I was being a bit facetious, I meant you don’t have to put much thought because when they’re scoped or in modules you can just name them the way you’re naming them. Complex CSS naming rules (like BEM style) seem dated to me.
This is actually super bad practice. I really dislike scoped css.
When I see devs using scoped css the class names always end up like `.box` or `.name`.
Having to think about classnames and writing Sass makes me much more aware of the structure of the components I'm styling.
Also scoped CSS kinda makes you skip the steps of thinking about your component in the bigger picture of your site, since you don't care about having meaningful and unique classnames, then you're much less inclined to think about good guidelines like OP's conventions. What does it matter? Since we can just put a `.box` in the scoped <style> and call it a day.
Frankly I think only JS oriented devs like scoped CSS and frontend who love html/css and the challenges of architecturing good CSS don't egt any benefit out of styled components (since you're using atomic css like Tailwind and/or BEM-style which always "scopes" classnames with the component name.
In general any solid guidelines makes CSS instantly 10x better and that's all most projects needs, and it's often what most projects lack.
SuitCSS works great with Vue in my experience, and can even be linted with postcss-bem-linter :
I'm the original author.... and what I can say is that my area of specialization is content management; creating the CMS and the websites that consume from the CMS. So I'm not doing "app development"; I'm doing traditional website development and scoped CMS is not on the table. This little guide for naming things is something I used with teams for YEARS as we were building very large websites for very large companies.

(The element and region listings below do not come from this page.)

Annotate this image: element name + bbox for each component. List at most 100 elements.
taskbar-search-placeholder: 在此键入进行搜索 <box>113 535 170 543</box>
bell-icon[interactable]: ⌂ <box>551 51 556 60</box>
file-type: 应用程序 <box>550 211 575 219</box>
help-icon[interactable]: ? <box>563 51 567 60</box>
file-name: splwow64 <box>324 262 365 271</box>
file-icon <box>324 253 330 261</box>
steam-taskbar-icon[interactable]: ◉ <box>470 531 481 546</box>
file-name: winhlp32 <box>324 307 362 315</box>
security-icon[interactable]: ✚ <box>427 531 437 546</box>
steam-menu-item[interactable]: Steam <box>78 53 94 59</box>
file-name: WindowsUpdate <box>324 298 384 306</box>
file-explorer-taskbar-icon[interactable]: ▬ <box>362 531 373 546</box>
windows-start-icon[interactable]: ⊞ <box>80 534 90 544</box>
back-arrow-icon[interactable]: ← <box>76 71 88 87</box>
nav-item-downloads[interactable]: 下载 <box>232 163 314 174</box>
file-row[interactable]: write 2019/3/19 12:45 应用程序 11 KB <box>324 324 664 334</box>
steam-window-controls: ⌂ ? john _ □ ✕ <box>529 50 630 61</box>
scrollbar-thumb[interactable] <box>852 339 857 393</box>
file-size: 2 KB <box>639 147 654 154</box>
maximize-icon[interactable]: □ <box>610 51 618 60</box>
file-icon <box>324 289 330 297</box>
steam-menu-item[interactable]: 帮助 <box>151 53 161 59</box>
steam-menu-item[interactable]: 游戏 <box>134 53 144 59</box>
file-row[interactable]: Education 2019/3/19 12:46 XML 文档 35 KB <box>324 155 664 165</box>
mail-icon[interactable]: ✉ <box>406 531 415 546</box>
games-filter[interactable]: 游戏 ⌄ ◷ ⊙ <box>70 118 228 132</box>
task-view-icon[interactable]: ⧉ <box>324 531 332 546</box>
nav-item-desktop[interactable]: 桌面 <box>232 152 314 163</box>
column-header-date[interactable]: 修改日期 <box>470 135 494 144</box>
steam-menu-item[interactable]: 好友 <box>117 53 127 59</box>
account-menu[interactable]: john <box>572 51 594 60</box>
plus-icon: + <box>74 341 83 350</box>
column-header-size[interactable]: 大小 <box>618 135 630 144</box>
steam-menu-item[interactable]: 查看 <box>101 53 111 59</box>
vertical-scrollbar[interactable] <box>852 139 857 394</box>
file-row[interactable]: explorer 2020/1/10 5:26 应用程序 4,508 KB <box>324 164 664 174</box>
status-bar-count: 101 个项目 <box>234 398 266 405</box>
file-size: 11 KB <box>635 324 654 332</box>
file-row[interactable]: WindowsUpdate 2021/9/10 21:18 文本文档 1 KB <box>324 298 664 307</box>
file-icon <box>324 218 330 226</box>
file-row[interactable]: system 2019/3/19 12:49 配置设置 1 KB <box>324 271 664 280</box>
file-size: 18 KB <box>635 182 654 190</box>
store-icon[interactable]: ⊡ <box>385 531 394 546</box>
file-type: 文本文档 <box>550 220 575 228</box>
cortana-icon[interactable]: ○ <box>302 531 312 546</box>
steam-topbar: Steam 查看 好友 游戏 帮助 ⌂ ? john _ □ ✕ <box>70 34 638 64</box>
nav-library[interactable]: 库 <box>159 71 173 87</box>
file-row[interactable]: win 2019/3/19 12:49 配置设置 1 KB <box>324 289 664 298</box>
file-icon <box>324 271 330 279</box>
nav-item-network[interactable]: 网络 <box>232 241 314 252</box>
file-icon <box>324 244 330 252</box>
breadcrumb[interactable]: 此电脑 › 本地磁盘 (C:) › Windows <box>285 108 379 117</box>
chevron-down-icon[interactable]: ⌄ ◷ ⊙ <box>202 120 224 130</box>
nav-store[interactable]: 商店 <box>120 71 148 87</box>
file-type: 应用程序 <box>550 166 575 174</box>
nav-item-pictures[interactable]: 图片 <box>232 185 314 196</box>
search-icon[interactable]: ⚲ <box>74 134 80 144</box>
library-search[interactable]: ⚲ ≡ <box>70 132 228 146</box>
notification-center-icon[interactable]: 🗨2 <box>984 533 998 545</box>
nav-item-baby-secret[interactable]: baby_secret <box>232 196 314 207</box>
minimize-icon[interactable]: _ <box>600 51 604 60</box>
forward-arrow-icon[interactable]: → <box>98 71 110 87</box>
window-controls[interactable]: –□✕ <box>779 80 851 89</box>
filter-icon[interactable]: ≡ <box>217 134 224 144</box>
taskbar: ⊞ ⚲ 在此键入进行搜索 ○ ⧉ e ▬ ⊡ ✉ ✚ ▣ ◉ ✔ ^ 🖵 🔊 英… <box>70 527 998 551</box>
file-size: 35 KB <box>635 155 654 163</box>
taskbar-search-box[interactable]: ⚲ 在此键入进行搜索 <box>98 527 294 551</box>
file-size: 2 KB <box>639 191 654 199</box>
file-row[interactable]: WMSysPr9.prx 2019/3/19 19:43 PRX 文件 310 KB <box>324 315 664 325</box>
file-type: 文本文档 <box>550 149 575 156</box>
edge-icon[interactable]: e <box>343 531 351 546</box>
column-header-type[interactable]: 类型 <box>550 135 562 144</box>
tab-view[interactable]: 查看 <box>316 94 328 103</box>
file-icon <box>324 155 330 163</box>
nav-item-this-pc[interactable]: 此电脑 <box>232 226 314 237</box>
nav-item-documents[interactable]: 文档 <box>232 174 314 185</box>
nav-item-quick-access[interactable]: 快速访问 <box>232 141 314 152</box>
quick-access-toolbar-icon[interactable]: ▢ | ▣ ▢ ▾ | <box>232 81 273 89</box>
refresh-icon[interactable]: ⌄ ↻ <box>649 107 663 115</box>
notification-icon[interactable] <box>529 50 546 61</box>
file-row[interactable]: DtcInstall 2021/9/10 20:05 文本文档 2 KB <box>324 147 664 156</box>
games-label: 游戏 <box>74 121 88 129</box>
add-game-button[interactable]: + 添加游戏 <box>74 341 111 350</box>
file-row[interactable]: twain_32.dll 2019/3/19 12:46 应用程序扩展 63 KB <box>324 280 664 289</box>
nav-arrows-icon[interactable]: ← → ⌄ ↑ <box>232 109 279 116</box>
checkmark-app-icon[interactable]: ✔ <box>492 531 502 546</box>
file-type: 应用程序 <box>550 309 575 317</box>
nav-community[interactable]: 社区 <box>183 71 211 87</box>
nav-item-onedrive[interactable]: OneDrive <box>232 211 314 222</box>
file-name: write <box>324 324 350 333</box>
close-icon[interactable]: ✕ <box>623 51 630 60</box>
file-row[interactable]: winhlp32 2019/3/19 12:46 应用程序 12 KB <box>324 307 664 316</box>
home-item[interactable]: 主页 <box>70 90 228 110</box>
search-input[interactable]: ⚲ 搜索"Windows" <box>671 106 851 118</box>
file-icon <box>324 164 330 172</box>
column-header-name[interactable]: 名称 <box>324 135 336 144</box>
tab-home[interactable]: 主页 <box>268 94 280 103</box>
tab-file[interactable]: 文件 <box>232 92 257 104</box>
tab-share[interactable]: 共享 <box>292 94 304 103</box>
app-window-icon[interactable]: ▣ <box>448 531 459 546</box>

Suffice to say, the SuitCSS convention is extremely close to what we've put into use over the years.
Yeah, SuitCSS's main distinction with OP's (excellent) guidelines is that it specifically mentions components, and using the "PascalCase" format of the component's name, as the root classname for the component's root and child elements (eg. `.ProductDetails` `.ProductDetails-footer` `.ProductDetails is-selected` etc, optionally with an app wide prefix like `.cg-ProductDetails`). It's very convenient when you search in editor like VSCode and you find all the matching CSS/JS files together (when they are not "single file components").
When I wrote the guidelines, it really was all about, "be consistent". camelCase is my preference, but really, go with what makes sense and is least disruptive.
I actually REALLY like SuitCSS' recommendation and I definitely wouldn't object to it.
I intentionally didn't address project architecture (folder names, file names) because ... to be honest... I still haven't quite figured that out.
But I'm going to think on it and maybe add something to the guidelines that echos your suggestion.